Veröffentlicht online am 29.09.2019
Während am 20. September 1,4 Millionen Menschen für Klimaschutz demonstriert und gestreikt haben, hat die Merkel-Regierung in einer Pressekonferenz das von ihr geplante „Klimapaket“ vorgestellt.
Das Paket beinhaltet unter anderem folgende Maßnahmen:
X Eine schrittweise
Bepreisung von CO2-Ausstoß über einen Zertifikathandel, der mit 10€ pro
Tonne beginnen und bis 2025 auf 35€/Tonne ansteigen soll.
X Eine Verteuerung von
Benzin und Diesel auf vorerst c.a. 3 Cent, die aber weiter auf 12 Cent
ansteigen soll.
X Erhöhung der
Pendlerpauschale von 30 auf 35 Cent
X Steuerentlastungen auf energiesparende
Heizsysteme
X Abwrackprämie für
alte Ölheizungen
X Kaufprämie für
Elektroautos unter 40.000€
X Senkung der
EEG-Umlage
X Senkung der Mehrwertsteuer auf Bahntickets
X Erhöhung der Flugpreise
Klimapaket: Wem es stinkt und wem es duftet
Damit wird das geplante Klimapaket vor allem
Niedrigverdienern und Armen schaden.
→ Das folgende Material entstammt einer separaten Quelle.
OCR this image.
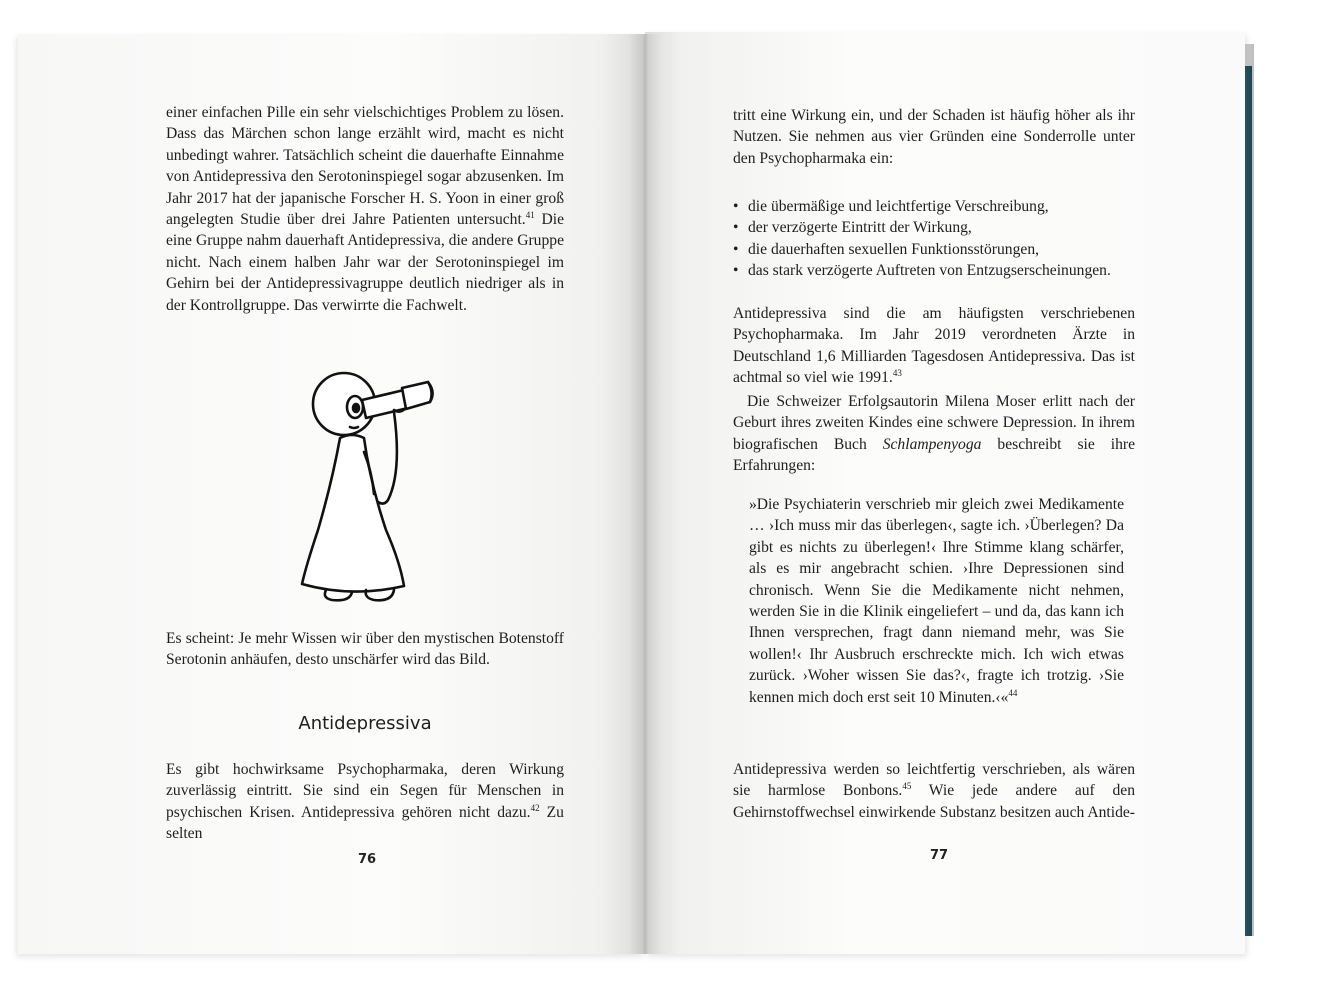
einer einfachen Pille ein sehr vielschichtiges Problem zu lösen. Dass das Märchen schon lange erzählt wird, macht es nicht unbedingt wahrer. Tatsächlich scheint die dauerhafte Einnahme von Antidepressiva den Serotoninspiegel sogar abzusenken. Im Jahr 2017 hat der japanische Forscher H. S. Yoon in einer groß angelegten Studie über drei Jahre Patienten untersucht.$^{41}$ Die eine Gruppe nahm dauerhaft Antidepressiva, die andere Gruppe nicht. Nach einem halben Jahr war der Serotoninspiegel im Gehirn bei der Antidepressivagruppe deutlich niedriger als in der Kontrollgruppe. Das verwirrte die Fachwelt.

Es scheint: Je mehr Wissen wir über den mystischen Botenstoff Serotonin anhäufen, desto unschärfer wird das Bild.

Antidepressiva

Es gibt hochwirksame Psychopharmaka, deren Wirkung zuverlässig eintritt. Sie sind ein Segen für Menschen in psychischen Krisen. Antidepressiva gehören nicht dazu.$^{42}$ Zu selten

76

tritt eine Wirkung ein, und der Schaden ist häufig höher als ihr Nutzen. Sie nehmen aus vier Gründen eine Sonderrolle unter den Psychopharmaka ein:

• die übermäßige und leichtfertige Verschreibung,
• der verzögerte Eintritt der Wirkung,
• die dauerhaften sexuellen Funktionsstörungen,
• das stark verzögerte Auftreten von Entzugserscheinungen.

Antidepressiva sind die am häufigsten verschriebenen Psychopharmaka. Im Jahr 2019 verordneten Ärzte in Deutschland 1,6 Milliarden Tagesdosen Antidepressiva. Das ist achtmal so viel wie 1991.43

Die Schweizer Erfolgsautorin Milena Moser erlitt nach der Geburt ihres zweiten Kindes eine schwere Depression. In ihrem biografischen Buch Schlampenyoga beschreibt sie ihre Erfahrungen:

»Die Psychiaterin verschrieb mir gleich zwei Medikamente … ›Ich muss mir das überlegen‹, sagte ich. ›Überlegen? Da gibt es nichts zu überlegen!‹ Ihre Stimme klang schärfer, als es mir angebracht schien. ›Ihre Depressionen sind chronisch. Wenn Sie die Medikamente nicht nehmen, werden Sie in die Klinik eingeliefert – und da, das kann ich Ihnen versprechen, fragt dann niemand mehr, was Sie wollen!‹ Ihr Ausbruch erschreckte mich. Ich wich etwas zurück. ›Woher wissen Sie das?‹, fragte ich trotzig. ›Sie kennen mich doch erst seit 10 Minuten.‹«$^{44}$

Antidepressiva werden so leichtfertig verschrieben, als wären sie harmlose Bonbons.$^{45}$ Wie jede andere auf den Gehirnstoffwechsel einwirkende Substanz besitzen auch Antide-

77
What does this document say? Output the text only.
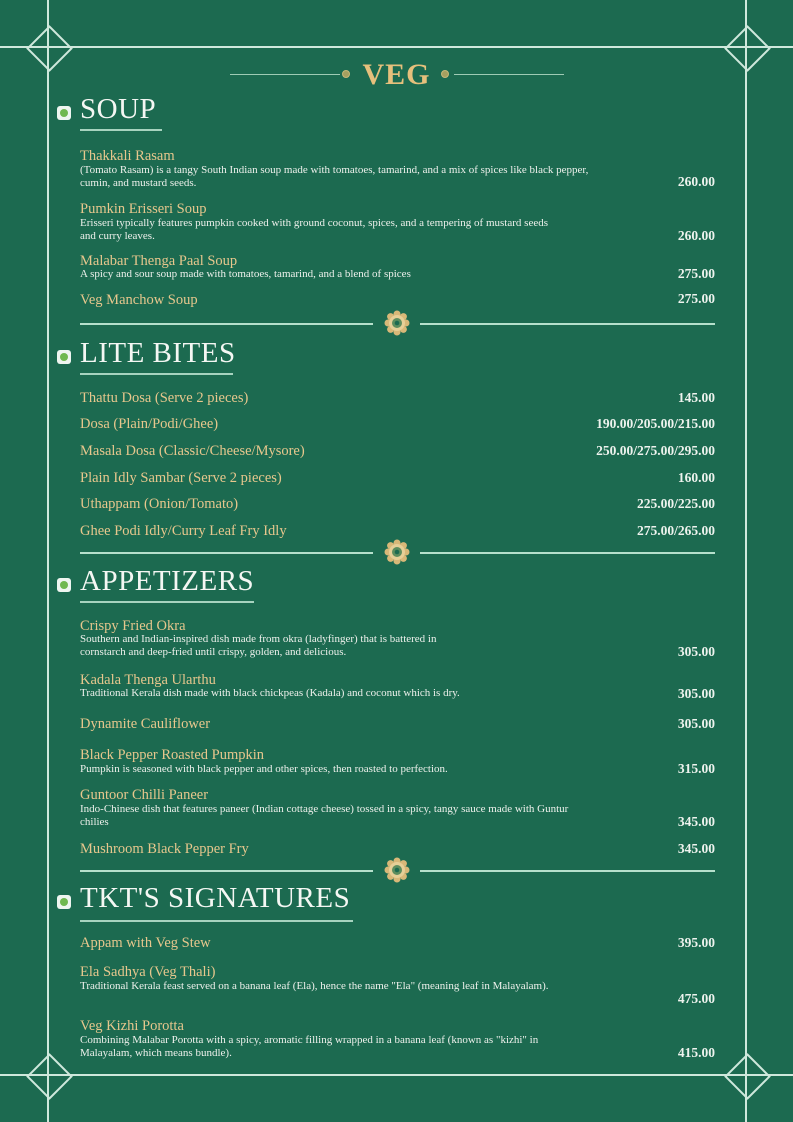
VEG
SOUP
Thakkali Rasam
(Tomato Rasam) is a tangy South Indian soup made with tomatoes, tamarind, and a mix of spices like black pepper, cumin, and mustard seeds.	260.00
Pumkin Erisseri Soup
Erisseri typically features pumpkin cooked with ground coconut, spices, and a tempering of mustard seeds and curry leaves.	260.00
Malabar Thenga Paal Soup
A spicy and sour soup made with tomatoes, tamarind, and a blend of spices	275.00
Veg Manchow Soup	275.00
LITE BITES
Thattu Dosa (Serve 2 pieces)	145.00
Dosa (Plain/Podi/Ghee)	190.00/205.00/215.00
Masala Dosa (Classic/Cheese/Mysore)	250.00/275.00/295.00
Plain Idly Sambar (Serve 2 pieces)	160.00
Uthappam (Onion/Tomato)	225.00/225.00
Ghee Podi Idly/Curry Leaf Fry Idly	275.00/265.00
APPETIZERS
Crispy Fried Okra
Southern and Indian-inspired dish made from okra (ladyfinger) that is battered in cornstarch and deep-fried until crispy, golden, and delicious.	305.00
Kadala Thenga Ularthu
Traditional Kerala dish made with black chickpeas (Kadala) and coconut which is dry.	305.00
Dynamite Cauliflower	305.00
Black Pepper Roasted Pumpkin
Pumpkin is seasoned with black pepper and other spices, then roasted to perfection.	315.00
Guntoor Chilli Paneer
Indo-Chinese dish that features paneer (Indian cottage cheese) tossed in a spicy, tangy sauce made with Guntur chilies	345.00
Mushroom Black Pepper Fry	345.00
TKT'S SIGNATURES
Appam with Veg Stew	395.00
Ela Sadhya (Veg Thali)
Traditional Kerala feast served on a banana leaf (Ela), hence the name "Ela" (meaning leaf in Malayalam).
475.00
Veg Kizhi Porotta
Combining Malabar Porotta with a spicy, aromatic filling wrapped in a banana leaf (known as "kizhi" in Malayalam, which means bundle).	415.00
Höhere Flug- und Treibstoffpreise werden
vor allem denjenigen schaden, die sich die Kostensteigerung nicht leisten
können oder nicht das Geld haben, arbeitsnahes Wohnen zu finanzieren. Die
geplante Pendlerpauschale wird vor allem besserverdienenden Schichten nutzen,
denn Geringverdiener zahlen gar nicht so viele Steuern, dass sie Pauschale
absetzen können. Auch die geplante Senkung der Mehrwertsteuer auf Bahntickets
ist eine Mogelpackung, weil sie nicht annähernd den Preiserhöhungen der
vergangenen (und kommenden) Jahre gleichkommt. Ein Beispiel: Das
„Schönes-Wochenende-Ticket“ kostete bei seiner Einführung 1995 15 D-Mark
(7,50€) und galt das ganze Wochenende, heute liegt der Preis für einen Tag pro
Person bei 44€. Auch ist bei all den geplanten Maßnahmen nicht auszuschließen,
dass wieder etliche Schlupflöcher für Großkonzerne geschaffen werden, um
Profiteinbußen zu umgehen, wie das auch schon bei der EEG-Umlage gemacht wurde.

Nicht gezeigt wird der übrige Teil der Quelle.